Почему эти детские выпуклые губы зацепили вдруг душу графа – сказать нелегко. Может быть, потому, что с них невозможно было сдуть выражение серьезности? Оно возвращалось как ванька-встанька.
Глаза Лауры умели улыбаться, светиться и плакать. Но губы – губы оставались серьезными, как у нотариуса. А может быть, причина менее романтична? И кроется в смелом воображении графа, о подробностях которого умолчим? Или в том и другом?… Но только все сорок восемь часов Волконскому рисовалось одно высшее блаженство: осторожно обвести пальцем упругий овал этих самых серьезных на свете губ.

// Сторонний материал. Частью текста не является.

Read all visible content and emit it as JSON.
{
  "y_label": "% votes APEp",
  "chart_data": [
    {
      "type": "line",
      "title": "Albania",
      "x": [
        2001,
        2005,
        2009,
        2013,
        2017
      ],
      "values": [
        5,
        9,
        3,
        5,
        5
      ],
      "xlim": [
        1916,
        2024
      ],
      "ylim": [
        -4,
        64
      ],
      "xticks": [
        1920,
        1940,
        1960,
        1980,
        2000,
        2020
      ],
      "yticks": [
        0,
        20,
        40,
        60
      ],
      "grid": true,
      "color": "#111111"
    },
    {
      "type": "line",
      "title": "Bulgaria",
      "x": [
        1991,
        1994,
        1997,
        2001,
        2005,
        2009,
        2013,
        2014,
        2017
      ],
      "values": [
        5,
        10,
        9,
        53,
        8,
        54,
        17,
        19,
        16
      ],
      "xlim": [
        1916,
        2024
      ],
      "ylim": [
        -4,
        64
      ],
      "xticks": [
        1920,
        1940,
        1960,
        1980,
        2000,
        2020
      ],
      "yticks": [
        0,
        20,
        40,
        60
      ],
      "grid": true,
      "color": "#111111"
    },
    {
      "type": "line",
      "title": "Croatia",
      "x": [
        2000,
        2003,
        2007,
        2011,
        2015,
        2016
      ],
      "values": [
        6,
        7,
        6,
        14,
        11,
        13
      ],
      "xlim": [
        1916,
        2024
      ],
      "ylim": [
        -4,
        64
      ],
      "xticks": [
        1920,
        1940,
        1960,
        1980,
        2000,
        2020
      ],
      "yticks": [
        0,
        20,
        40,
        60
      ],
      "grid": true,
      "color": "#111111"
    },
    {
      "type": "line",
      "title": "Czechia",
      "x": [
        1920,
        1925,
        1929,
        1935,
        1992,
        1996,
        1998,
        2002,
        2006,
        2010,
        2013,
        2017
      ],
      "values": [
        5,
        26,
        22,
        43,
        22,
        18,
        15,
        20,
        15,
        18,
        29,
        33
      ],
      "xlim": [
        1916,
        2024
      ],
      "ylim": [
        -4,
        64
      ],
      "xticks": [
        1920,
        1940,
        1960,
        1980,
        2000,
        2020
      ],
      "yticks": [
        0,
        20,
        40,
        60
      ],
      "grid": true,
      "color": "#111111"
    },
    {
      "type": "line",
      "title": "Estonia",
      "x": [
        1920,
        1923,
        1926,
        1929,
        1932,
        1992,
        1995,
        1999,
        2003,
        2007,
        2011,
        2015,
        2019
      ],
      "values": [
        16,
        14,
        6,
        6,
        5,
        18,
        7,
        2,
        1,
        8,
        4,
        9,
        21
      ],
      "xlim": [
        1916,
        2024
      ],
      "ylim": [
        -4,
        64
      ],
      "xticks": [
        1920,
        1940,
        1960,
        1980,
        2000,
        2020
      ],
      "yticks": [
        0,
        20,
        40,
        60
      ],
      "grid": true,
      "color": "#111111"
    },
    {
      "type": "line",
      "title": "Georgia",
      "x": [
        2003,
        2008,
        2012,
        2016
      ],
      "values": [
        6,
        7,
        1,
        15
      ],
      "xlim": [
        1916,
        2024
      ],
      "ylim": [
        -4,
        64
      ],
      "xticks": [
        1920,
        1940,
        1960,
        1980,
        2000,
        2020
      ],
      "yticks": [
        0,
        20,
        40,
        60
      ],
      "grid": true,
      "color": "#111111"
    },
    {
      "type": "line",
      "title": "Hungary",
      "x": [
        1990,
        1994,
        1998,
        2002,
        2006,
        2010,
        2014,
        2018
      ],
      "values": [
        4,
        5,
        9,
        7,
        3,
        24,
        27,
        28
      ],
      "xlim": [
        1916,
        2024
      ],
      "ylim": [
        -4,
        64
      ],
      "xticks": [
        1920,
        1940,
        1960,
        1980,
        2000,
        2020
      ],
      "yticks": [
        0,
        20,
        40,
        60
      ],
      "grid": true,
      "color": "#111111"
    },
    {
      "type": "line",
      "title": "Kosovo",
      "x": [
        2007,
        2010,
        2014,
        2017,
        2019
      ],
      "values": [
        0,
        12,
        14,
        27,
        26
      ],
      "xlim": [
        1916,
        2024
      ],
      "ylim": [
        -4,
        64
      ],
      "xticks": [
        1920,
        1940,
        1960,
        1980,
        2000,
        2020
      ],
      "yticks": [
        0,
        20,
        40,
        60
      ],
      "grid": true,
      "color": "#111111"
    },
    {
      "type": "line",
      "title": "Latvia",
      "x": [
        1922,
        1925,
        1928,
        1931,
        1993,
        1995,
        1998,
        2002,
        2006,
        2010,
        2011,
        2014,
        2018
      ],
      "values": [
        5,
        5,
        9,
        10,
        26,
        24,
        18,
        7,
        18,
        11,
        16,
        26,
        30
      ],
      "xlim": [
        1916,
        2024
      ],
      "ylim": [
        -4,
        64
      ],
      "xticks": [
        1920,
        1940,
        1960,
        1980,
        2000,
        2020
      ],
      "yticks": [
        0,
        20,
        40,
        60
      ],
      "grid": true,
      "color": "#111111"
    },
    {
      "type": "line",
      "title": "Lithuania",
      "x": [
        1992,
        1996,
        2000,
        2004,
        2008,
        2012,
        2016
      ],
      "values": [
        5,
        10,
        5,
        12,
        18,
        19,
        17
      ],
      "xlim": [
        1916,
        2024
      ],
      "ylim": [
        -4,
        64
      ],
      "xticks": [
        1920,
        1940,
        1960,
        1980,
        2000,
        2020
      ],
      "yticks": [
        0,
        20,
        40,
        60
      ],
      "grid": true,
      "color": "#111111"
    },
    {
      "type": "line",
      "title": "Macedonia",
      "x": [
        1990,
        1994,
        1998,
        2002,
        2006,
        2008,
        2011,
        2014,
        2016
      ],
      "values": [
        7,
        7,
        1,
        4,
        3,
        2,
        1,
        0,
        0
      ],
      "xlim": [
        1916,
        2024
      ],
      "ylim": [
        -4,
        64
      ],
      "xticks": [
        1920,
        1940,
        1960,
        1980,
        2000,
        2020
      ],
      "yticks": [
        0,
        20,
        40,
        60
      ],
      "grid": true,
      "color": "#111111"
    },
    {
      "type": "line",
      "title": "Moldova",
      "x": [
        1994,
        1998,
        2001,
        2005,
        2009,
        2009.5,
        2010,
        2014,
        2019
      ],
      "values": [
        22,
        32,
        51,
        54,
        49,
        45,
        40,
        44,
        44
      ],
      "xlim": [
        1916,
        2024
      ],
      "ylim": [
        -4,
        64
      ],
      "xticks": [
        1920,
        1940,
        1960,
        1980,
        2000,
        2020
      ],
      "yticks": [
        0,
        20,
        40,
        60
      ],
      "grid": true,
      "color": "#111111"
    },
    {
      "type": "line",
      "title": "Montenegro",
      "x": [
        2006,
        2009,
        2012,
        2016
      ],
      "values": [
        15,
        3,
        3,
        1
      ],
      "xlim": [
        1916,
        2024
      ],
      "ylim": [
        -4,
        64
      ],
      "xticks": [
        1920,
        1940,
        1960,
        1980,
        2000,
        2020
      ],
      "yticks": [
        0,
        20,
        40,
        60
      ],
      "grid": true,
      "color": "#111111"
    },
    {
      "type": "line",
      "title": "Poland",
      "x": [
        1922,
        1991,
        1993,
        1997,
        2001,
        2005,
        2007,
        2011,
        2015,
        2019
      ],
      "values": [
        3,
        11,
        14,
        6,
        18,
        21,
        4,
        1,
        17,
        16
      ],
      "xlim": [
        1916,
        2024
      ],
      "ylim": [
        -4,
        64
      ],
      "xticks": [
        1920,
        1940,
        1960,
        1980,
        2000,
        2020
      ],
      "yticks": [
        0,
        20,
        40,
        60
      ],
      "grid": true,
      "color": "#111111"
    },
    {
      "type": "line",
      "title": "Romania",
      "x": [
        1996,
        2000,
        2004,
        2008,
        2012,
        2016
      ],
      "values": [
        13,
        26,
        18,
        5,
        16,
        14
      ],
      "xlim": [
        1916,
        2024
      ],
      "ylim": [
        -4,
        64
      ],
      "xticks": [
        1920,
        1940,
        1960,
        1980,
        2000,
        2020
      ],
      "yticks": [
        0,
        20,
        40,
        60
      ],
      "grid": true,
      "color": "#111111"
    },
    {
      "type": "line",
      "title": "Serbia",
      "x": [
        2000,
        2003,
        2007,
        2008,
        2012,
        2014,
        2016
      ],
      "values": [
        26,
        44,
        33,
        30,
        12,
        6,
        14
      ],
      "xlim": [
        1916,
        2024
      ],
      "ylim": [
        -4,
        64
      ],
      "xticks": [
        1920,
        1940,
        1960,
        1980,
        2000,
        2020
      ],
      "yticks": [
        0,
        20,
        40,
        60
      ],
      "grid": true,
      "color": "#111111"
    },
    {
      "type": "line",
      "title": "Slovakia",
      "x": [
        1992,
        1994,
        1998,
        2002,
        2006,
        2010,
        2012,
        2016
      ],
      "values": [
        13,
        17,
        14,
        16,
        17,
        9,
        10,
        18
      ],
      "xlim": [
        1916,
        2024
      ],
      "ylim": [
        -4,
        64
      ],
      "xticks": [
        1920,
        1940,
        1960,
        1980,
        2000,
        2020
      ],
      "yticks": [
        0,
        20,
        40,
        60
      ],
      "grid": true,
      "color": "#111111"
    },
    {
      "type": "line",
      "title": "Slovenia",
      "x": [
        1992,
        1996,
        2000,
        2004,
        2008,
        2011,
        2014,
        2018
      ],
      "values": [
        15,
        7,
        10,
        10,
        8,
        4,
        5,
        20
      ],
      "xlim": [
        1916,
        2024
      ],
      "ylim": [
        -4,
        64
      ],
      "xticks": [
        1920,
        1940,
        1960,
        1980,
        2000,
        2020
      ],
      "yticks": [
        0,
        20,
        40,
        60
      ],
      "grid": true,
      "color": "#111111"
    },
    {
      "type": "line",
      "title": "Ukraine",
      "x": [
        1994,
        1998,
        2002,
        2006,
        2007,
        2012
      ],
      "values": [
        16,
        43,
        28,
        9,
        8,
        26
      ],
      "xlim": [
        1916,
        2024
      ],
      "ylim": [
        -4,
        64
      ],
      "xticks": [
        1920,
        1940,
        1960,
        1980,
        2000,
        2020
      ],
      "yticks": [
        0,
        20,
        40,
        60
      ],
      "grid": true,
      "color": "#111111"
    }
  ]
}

Накануне поездки к Лауриному дядюшке канцлер Дублет вдруг дал Волконскому аудиенцию. "Совпадение? – подумал граф. – На этом острове, кажется, все совпадения заранее вносятся в архив Ордена госпитальеров. Верительных грамот он у меня не принимает, а аудиенции дает. И на елку сесть, и задницы не уколоть…"
Щуплый Дублет встретил Волконского, весь извиваясь, как улыбчивая очковая змея.
– Мальтийская знать – Каламатты, Кеткути-Ганадо и Чеклюны – все выходцы из Южной Италии, – лучезарно заговорил Дублет, едва уселись.
"Что это он так переливается?" – подумал Волконский.
Фигура Дублета, при всей щуплости, отличалась книзу некоторой грушеобразностью. "Любопытно, кто его в это кресло посадил? – думал посол. – И за какие заслуги?"
– Отчего же они называют себя мальтийцами? – поинтересовался Волконский. "Хочет прочитать лекцию – пусть читает", – подумал он.
Дублет радостно зазмеился по столу:
– Они тыщу лет назад приехали на Мальту. Двадцати семьям принадлежит вся земля. За исключением той, что под юрисдикцией ордена. Кем же им себя считать? Потом – у них ведь этот язык…
Мальтийский язык, кстати, с первой же фразы поразил Волконского приятной комбинацией арабских корней с французскими флексиями при итальянских фонемах.